Bırakın Tahir Büyükakın Kocaelispor başkanlığı da yapsın!

AĞZINA BAKMAMALI

Programlarda yine üzerinde durduğum konulardan birisi de bu.

Bu kentin kulübü yani Şanlı Kocaelispor, “Büyükşehir Belediye Başkanı” ne diyecek diye onun ağzına bakmamalı!

Adı bugün Tahir Büyükakın yarın Ahmet, Mehmet… O koltuğa oturanların işaretleri ile bu kulübün kaderi çizilmemeli!

Bu kadar küçük ve dar bir şehir miyiz biz?

Hani en fazla vergiyi verendik hani ülkenin sayılı zenginleri bu kentteydi?

Hani..!

Bu ortamın sağlanması için emeği geçenleri tebrik ederim, emellerine ulaştılar!

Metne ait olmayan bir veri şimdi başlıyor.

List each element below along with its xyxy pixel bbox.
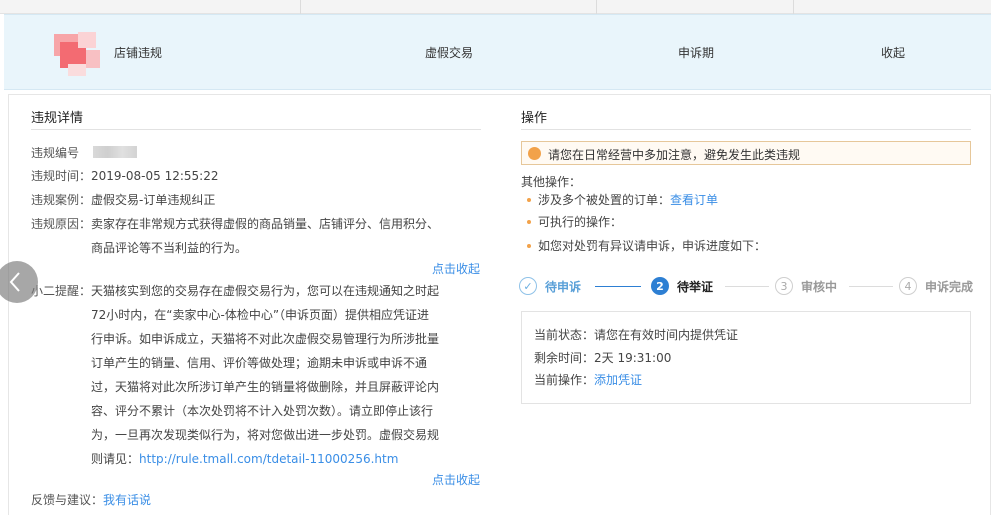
shop-thumbnail bbox=[46, 24, 106, 80]
status-line: 当前状态：请您在有效时间内提供凭证 bbox=[534, 328, 739, 342]
violation-reason-row: 违规原因：卖家存在非常规方式获得虚假的商品销量、店铺评分、信用积分、 bbox=[31, 217, 440, 231]
operations-title: 操作 bbox=[521, 111, 548, 126]
check-icon: ✓ bbox=[519, 277, 537, 295]
step-pending-appeal: ✓ 待申诉 bbox=[519, 275, 581, 297]
reminder-row: 小二提醒：天猫核实到您的交易存在虚假交易行为，您可以在违规通知之时起 bbox=[31, 284, 440, 298]
reminder-line: 订单产生的销量、信用、评价等做处理；逾期未申诉或申诉不通 bbox=[91, 356, 428, 370]
violation-period: 申诉期 bbox=[678, 46, 715, 60]
header-divider bbox=[300, 0, 301, 14]
appeal-status-box: 当前状态：请您在有效时间内提供凭证 剩余时间：2天 19:31:00 当前操作：… bbox=[521, 311, 971, 404]
step-connector bbox=[849, 286, 893, 287]
violation-reason-cont: 商品评论等不当利益的行为。 bbox=[91, 241, 248, 255]
violation-number-row: 违规编号 bbox=[31, 142, 138, 164]
collapse-reminder-link[interactable]: 点击收起 bbox=[432, 471, 480, 488]
feedback-row: 反馈与建议：我有话说 bbox=[31, 493, 152, 507]
current-action-line: 当前操作：添加凭证 bbox=[534, 373, 643, 387]
violation-category: 虚假交易 bbox=[425, 46, 474, 60]
reminder-line: 72小时内，在“卖家中心-体检中心”（申诉页面）提供相应凭证进 bbox=[91, 308, 430, 322]
violation-detail-panel: 违规详情 违规编号 违规时间：2019-08-05 12:55:22 违规案例：… bbox=[8, 94, 991, 515]
step-pending-evidence: 2 待举证 bbox=[651, 275, 713, 297]
step-appeal-complete: 4 申诉完成 bbox=[899, 275, 973, 297]
collapse-summary-link[interactable]: 收起 bbox=[881, 44, 905, 61]
reminder-line: 过，天猫将对此次所涉订单产生的销量将做删除，并且屏蔽评论内 bbox=[91, 380, 440, 394]
table-header bbox=[0, 0, 991, 14]
violation-type: 店铺违规 bbox=[114, 46, 163, 60]
operation-item: 涉及多个被处置的订单：查看订单 bbox=[521, 189, 718, 211]
violation-case-row: 违规案例：虚假交易-订单违规纠正 bbox=[31, 193, 216, 207]
bullet-icon bbox=[527, 219, 531, 224]
operations-divider bbox=[521, 129, 971, 130]
reminder-line: 容、评分不累计（本次处罚将不计入处罚次数）。请立即停止该行 bbox=[91, 404, 434, 418]
warning-dot-icon bbox=[528, 147, 541, 160]
header-divider bbox=[596, 0, 597, 14]
bullet-icon bbox=[527, 197, 531, 202]
details-title: 违规详情 bbox=[31, 111, 84, 126]
chevron-left-icon bbox=[9, 272, 20, 292]
operation-item: 可执行的操作： bbox=[521, 211, 622, 233]
rule-line: 则请见：http://rule.tmall.com/tdetail-110002… bbox=[91, 452, 399, 466]
step-connector bbox=[725, 286, 769, 287]
step-reviewing: 3 审核中 bbox=[775, 275, 837, 297]
header-divider bbox=[793, 0, 794, 14]
reminder-line: 行申诉。如申诉成立，天猫将不对此次虚假交易管理行为所涉批量 bbox=[91, 332, 440, 346]
violation-summary-row: 店铺违规 虚假交易 申诉期 收起 bbox=[4, 14, 991, 90]
rule-link[interactable]: http://rule.tmall.com/tdetail-11000256.h… bbox=[139, 452, 398, 466]
details-divider bbox=[31, 129, 481, 130]
view-orders-link[interactable]: 查看订单 bbox=[670, 193, 718, 207]
add-evidence-link[interactable]: 添加凭证 bbox=[594, 373, 642, 387]
operation-item: 如您对处罚有异议请申诉，申诉进度如下： bbox=[521, 235, 766, 257]
warning-notice: 请您在日常经营中多加注意，避免发生此类违规 bbox=[521, 141, 971, 165]
bullet-icon bbox=[527, 243, 531, 248]
feedback-link[interactable]: 我有话说 bbox=[103, 493, 151, 507]
redacted-number bbox=[93, 146, 138, 158]
appeal-progress-steps: ✓ 待申诉 2 待举证 3 审核中 4 申诉完成 bbox=[519, 275, 979, 297]
reminder-line: 为，一旦再次发现类似行为，将对您做出进一步处罚。虚假交易规 bbox=[91, 428, 440, 442]
remaining-time-line: 剩余时间：2天 19:31:00 bbox=[534, 351, 672, 365]
collapse-reason-link[interactable]: 点击收起 bbox=[432, 260, 480, 277]
violation-time-row: 违规时间：2019-08-05 12:55:22 bbox=[31, 169, 219, 183]
step-connector bbox=[595, 286, 641, 287]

Deminki büyük fotoğrafı yineliyorum.

Suç bizde…

HESAP SORULAMIYOR?

Recep Durul ve yönetimi, tam yetki ile donatılan Sağlam’ın ne karşısına dikilebiliyor ne de ondan hesap sorabiliyor…

Çünkü “Tahir Büyükakın kendilerine kızar!”

Dün “Ertuğrul Sağlam gitsin” diye can atanlar bugün “Büyükakın ile arası iyi” diye can ciğer kuzu sarması oluyor.

Duruş problemi olanlar mesajın kime gittiğini çok iyi biliyor.

Hanımlar beyler…

Kocaelispor bu değil… Kocaelispor’un adı bu da değil… Bu kulüp bu şekilde okunmamalı, okutulmamalı.

Kocaelispor şehrin ise şehir hesap sormalı…

Sormayacaksa da herkes üç maymunu oynamaya devam etsin!